Машка глядела на него, и глаза ее смеялись; Макарке стало совсем легко.
-- Ну, пойдем в избу, -- сказала мать. -- С кем же ты шел-то?
-- Один, -- храбро заявил Макарка.
-- И не боялся?
-- Не-е... чего же?
-- Мало ль худых людей!
-- Я убег бы.
Они вошли в избу. Изба Макарке показалась и ниже и теснее, чем она была прежде, хотя все в ней было по-старому. Сбросив сумку и оставив у порога сапоги, Макарка сейчас же расстегнул ворот, вытащил гайтан и стал отвязывать от него узелок. Отвязав узелок, он подал его матери. Та дрожащими руками стала его развязывать и вынула две бумажки.

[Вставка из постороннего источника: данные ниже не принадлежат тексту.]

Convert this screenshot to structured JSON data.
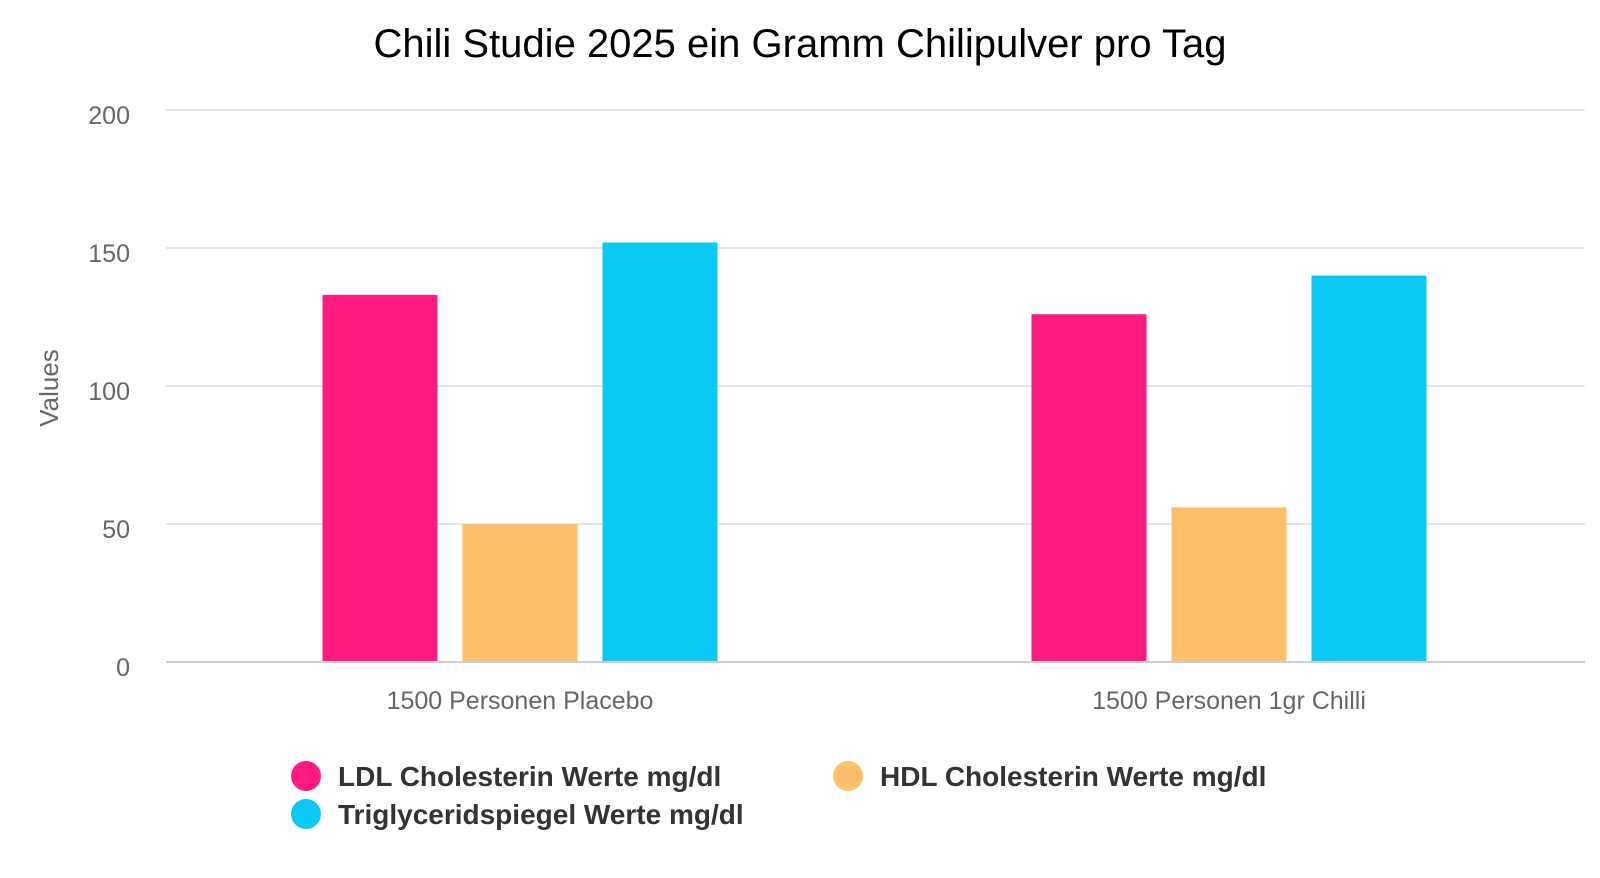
{
  "chart_data": {
    "type": "bar",
    "title": "Chili Studie 2025 ein Gramm Chilipulver pro Tag",
    "xlabel": "",
    "ylabel": "Values",
    "ylim": [
      0,
      200
    ],
    "yticks": [
      "0",
      "50",
      "100",
      "150",
      "200"
    ],
    "grid": true,
    "legend_position": "bottom",
    "categories": [
      "1500 Personen Placebo",
      "1500 Personen 1gr Chilli"
    ],
    "series": [
      {
        "name": "LDL Cholesterin Werte mg/dl",
        "color": "#ff1a7d",
        "values": [
          133,
          126
        ]
      },
      {
        "name": "HDL Cholesterin Werte mg/dl",
        "color": "#ffbf69",
        "values": [
          50,
          56
        ]
      },
      {
        "name": "Triglyceridspiegel Werte mg/dl",
        "color": "#0bc9f2",
        "values": [
          152,
          140
        ]
      }
    ]
  }
}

-- Машка, гляди-ка, новенькие! -- радостно проговорила мать, и Макарка впервые заметил у нее такое выражение лица, и сердце его запрыгало, глаза загорелись, и на щеках появился румянец. В нем зародилась уверенность, что его желание исполняется -- на него теперь будут глядеть по-другому. Машка поглядела на деньги и вдруг поймала левой рукой Макарку и прижала его к себе.
-- А мы ломали голову, где что взять. А теперь -- без заботы. Пятерку старосте отдадим -- пусть не грозит, что землю отнимут, а на трешницу травы купим, накосим -- телку пустим, -- у нас и на тот год деньги... да навоз.
-- Добышник объявился, -- трепля Макарку по спине, сказала Машка.
-- Вот и слава богу! От отца толку не было, -- може, от него дождемся, -- проговорила мать. -- Хоть отдохнем немного.
Она говорила не тем тоном, как прежде, и взгляд у нее был другой. Макарке было и радостно, и отчего-то грустно.
Фенька была в грядах. Когда она пришла и ей сообщили, что из Москвы пришел Макарка и принес денег и по платочку, она вбежала в избу, обхватила его и крепко поцеловала.
И весь этот день Макарка чувствовал сладкий туман, который окутывал его и нежил, как ничто не нежило его никогда в жизни. За все время после смерти отца в первый раз Макарка лег спать счастливый и удовлетворенный. Он теперь не чужой для своих кровных, на него не будут уже глядеть, как на лишний ком, попадающийся под ноги на дороге. И он хотя чувствовал, как в будущем, чтобы поддержать себя на этом положении, ему опять придется идти в Москву, опять работать немилую работу и вставать на смену, но это не важно. Важно, что он испытывает сейчас вот, а будущее еще далеко...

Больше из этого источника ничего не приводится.